Na Lista Vermelha da União Internacional para a Conservação da Natureza (IUCN), o tamanduá-bandeira (Myrmecophaga tridactyla) é classificado como vulnerável à extinção, ou seja, a população da espécie está sendo reduzida gradualmente. Esse mamífero de focinho estreito e comprido e rabo longo pode ser observado em diversos países das Américas do Sul e Central, entre eles, o Brasil. Entretanto, em muitas regiões ele foi extinto localmente, como nos estados de Santa Catarina, Espírito Santo e Rio de Janeiro.
Onde o tamanduá-bandeira ainda é encontrado em território brasileiro, ele sofre com uma série de ameaças, como a perda de habitat, incêndios florestais, atropelamentos e a contaminação por agrotóxicos. E agora, para aumentar a preocupação de especialistas que trabalham pela proteção da espécie, um estudo revelou a ocorrência de vírus dos gêneros influenza A em amostras coletadas desses animais, de vida livre, no Pantanal do Mato Grosso do Sul.
É a primeira vez que se tem conhecimento da exposição e infecção natural de tamanduás-bandeira a esses vírus na vida selvagem. Apesar de todos os indivíduos que passaram por exames estarem assintomáticos, há uma probabilidade de que a espécie seja suscetível a subtipos de influenza de origem humana e aviária.
Existem quatro tipos de vírus A, B, C e D. A e B são responsáveis por epidemias sazonais, e o A, em geral, causador de grandes pandemias. O H5N1, por exemplo, é o que provoca a gripe aviária.
No monitoramento realizado com os tamanduás no Pantanal, os resultados mostraram um padrão de prevalência do subtipo H3N2.

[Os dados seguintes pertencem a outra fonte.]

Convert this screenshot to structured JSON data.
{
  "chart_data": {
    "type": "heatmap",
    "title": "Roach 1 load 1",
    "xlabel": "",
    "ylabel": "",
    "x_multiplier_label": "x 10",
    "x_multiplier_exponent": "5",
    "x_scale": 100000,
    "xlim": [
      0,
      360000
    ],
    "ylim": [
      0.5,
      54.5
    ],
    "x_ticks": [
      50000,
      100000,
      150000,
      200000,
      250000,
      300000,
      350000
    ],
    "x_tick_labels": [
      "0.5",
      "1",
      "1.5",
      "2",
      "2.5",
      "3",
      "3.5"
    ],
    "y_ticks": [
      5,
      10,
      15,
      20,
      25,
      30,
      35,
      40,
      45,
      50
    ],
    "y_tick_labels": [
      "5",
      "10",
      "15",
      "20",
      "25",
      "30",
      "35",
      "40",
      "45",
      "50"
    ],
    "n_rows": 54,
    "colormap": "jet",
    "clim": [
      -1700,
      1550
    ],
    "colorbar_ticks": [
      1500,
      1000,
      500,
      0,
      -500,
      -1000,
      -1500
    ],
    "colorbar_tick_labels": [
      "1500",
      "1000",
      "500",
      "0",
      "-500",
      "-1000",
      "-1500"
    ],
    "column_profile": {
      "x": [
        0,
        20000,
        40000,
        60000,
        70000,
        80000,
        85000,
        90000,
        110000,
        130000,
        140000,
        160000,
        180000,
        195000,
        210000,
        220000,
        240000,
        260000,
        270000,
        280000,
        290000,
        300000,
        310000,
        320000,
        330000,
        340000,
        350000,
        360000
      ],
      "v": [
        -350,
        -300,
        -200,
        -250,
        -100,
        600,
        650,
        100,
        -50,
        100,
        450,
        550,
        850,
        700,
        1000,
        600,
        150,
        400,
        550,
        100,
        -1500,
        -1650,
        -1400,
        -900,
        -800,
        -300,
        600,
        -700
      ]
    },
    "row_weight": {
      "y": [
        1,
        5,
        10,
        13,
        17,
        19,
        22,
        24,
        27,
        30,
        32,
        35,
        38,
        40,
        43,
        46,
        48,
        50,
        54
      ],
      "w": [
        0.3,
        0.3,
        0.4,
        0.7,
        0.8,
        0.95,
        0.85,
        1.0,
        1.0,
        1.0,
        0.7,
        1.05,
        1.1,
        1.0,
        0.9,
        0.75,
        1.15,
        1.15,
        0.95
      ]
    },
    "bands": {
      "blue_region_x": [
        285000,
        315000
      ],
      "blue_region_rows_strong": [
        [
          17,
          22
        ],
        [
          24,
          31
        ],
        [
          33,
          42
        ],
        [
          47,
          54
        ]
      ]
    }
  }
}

“A exposição a novos patógenos pode ser mais um fator de estresse, comprometendo a saúde e capacidade de sobrevivência dos tamanduás”, alerta Isabella Amaral, aluna de mestrado da Universidade Estadual de Santa Cruz (UESC), principal autora do estudo. Ela usou amostras coletadas por tamanduás monitorados pelo Projeto Órfãos do Fogo, criado pelo Instituto Tamanduá.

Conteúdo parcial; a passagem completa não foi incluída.